現代の「貧困」のなんともやりきれない側面 — 鈴木大介「最貧困女子」(幻冬社新書)

不景気であるとか、動乱といった物事は、最終的には、世間で一番弱い者たちに及んで結末を迎えるのが常なのであるが、その「弱い者」たちとは往々にして、子供や女性であることが多いと思う。

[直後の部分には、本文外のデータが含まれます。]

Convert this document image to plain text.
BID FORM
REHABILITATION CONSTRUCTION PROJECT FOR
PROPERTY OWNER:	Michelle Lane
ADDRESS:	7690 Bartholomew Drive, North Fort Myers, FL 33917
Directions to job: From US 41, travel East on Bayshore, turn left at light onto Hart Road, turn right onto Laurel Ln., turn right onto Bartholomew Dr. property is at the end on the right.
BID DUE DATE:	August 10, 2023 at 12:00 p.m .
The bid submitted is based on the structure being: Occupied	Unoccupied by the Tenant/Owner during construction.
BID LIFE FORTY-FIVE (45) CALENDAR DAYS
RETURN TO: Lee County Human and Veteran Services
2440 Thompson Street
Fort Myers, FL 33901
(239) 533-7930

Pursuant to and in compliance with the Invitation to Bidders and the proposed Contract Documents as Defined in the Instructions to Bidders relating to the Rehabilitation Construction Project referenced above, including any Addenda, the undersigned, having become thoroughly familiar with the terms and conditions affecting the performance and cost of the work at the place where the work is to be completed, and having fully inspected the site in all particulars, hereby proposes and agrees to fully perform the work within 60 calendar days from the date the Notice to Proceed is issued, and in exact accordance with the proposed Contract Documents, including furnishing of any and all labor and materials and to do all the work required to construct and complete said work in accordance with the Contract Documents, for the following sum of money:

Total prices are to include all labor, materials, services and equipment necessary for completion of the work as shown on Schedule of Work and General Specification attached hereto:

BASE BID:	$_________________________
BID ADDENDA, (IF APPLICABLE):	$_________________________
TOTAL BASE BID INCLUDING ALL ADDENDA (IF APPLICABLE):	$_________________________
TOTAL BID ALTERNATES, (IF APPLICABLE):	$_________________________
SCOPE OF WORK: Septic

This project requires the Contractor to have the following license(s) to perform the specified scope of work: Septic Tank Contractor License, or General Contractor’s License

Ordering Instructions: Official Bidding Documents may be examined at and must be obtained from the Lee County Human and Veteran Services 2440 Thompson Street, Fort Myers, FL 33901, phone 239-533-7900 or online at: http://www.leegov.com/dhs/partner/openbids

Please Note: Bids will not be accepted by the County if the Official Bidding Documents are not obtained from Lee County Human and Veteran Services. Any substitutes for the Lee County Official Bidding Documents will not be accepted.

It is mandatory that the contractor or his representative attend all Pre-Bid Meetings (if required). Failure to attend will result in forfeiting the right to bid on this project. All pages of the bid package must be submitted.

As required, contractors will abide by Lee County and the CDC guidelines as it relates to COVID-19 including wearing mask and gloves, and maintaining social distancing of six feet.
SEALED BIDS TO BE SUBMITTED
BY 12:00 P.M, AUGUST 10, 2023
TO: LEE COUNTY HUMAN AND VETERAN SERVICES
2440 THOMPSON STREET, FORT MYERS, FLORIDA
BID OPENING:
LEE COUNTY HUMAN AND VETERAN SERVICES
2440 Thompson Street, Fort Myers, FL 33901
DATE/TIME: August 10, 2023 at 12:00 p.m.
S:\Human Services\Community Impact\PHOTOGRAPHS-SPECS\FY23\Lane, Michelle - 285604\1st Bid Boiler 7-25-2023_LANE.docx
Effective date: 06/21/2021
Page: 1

本書は、雇用の確保が声高に言われていた時のものなので、今のような人手不足のときとは少し様相が異なるかもしれないが、「セックスワーク」であるとか「シングルマザー」の問題は、今に至るも解決しているとは思えない。

構成は

第1章 貧困女子とプア充女子

第2章 貧困女子と最貧困女子に違い

第3章 最貧困女子と売春ワーク

第4章 最貧困少女の可視化

第5章 彼女らの求めるもの

となっていて、前半の普通の「貧困女子」の話から始まって、彼女たちが「貧困」の結末として「セックスワーク」に取り込まれていく状況と、その生活がルポされていく。

ただ、こうした貧困をテーマにしたルポ本であるが、

貧乏とは、単に低所得であること。低所得であっても、家族や地域との関係性が良好で、助け合いつつワイワイとやっていれば、決して不幸せではない。一方で貧困とは、低所得は当然のこととして、家族・地域・友人などあらゆる人間関係を失い、もう一歩も踏み出せないほど精神的に困窮している状態。貧乏で幸せな人間はいても、貧困で幸せな人はいない。貧乏と貧困は別ものである。

といった冷静な認識をもとに

本来の居所を飛び出して家出生活に入る少女たちは、一見して「見るからに可哀相な、怯えた少女」だろうか? 多くの場合、それは誤った認識だ。彼女らは、基本的に「非行少女」だった。

とか

地元で近しい境遇にある者同士で同年代コミュニティを作る。貧困の要因である三つの無縁でいえば、「家族の縁」(親の縁)が虐待などで断たれ、「制度の縁」が地元児童福祉の不整備などで彼女らの求めるQOLを満たせなかった分、その寂しさや欠乏状態を「地域の縁」としての同年代コミュニティで補ったわけだ。  だが実はここで、大きなどんでん返しがある。こうして地域の縁の中に吸引された少女らが、なぜか売春ワークへと取り込まれてしまうケースがあまりに多いのだ。というのも、そうしたコミュニティでは年長者の中に既に売春・援交行為をしている者が少なくない。家出生活ほどの経済的な逼迫状態にはないものの現金には飢えているため、はじめは「売り子」として下着を売ったり、先輩から紹介された男相手の売春をしてみたりもする。

といった形で、「貧困問題」、そしてそれにまつわる「セックスワーク」の問題を、地域的な「構造」の課題としてとらえるなど、悲憤慷慨して悦にいってしまう、夜会改革本ではないところに注意が必要である。そして

昼職の所得が少なくて、「やむを得ず」風俗に副収入を求めたのではない。むしろ彼女らから感じたのは「デリヘルで稼げる自分への誇り」のようなものだ。驚くことに、愛理さんは、なんと週一のデリヘル勤めが既に職場の人間にバレているという。それどころか、弟も知っているし、カミングアウトしている友人も少なくない。あまり大っぴらには言えないけど、決して恥ずかしいことではないし、そうして自らの「資質」を活かして地元同年代の中では高所得をキープしていることを誇りに思っている節があるのだ。  デリヘル店長は、こうも言う。 「あくまで、彼女たちは『選ばれた人たち』です。

といったところに、「現代の貧困」の複雑さがあるといえよう。

どうも、現代の「貧困問題」は、”こうだよね”といった脳天気な処方箋を提示できるほどヤワいものでもない。今ある「現実」をしっかりと分析しながら、ひとりでも多くの人が「望まぬ貧困」から脱していく手立てを一つずつ提示していくしかないのか、となんとも頼りないレビューで、この稿は勘弁してくださいな。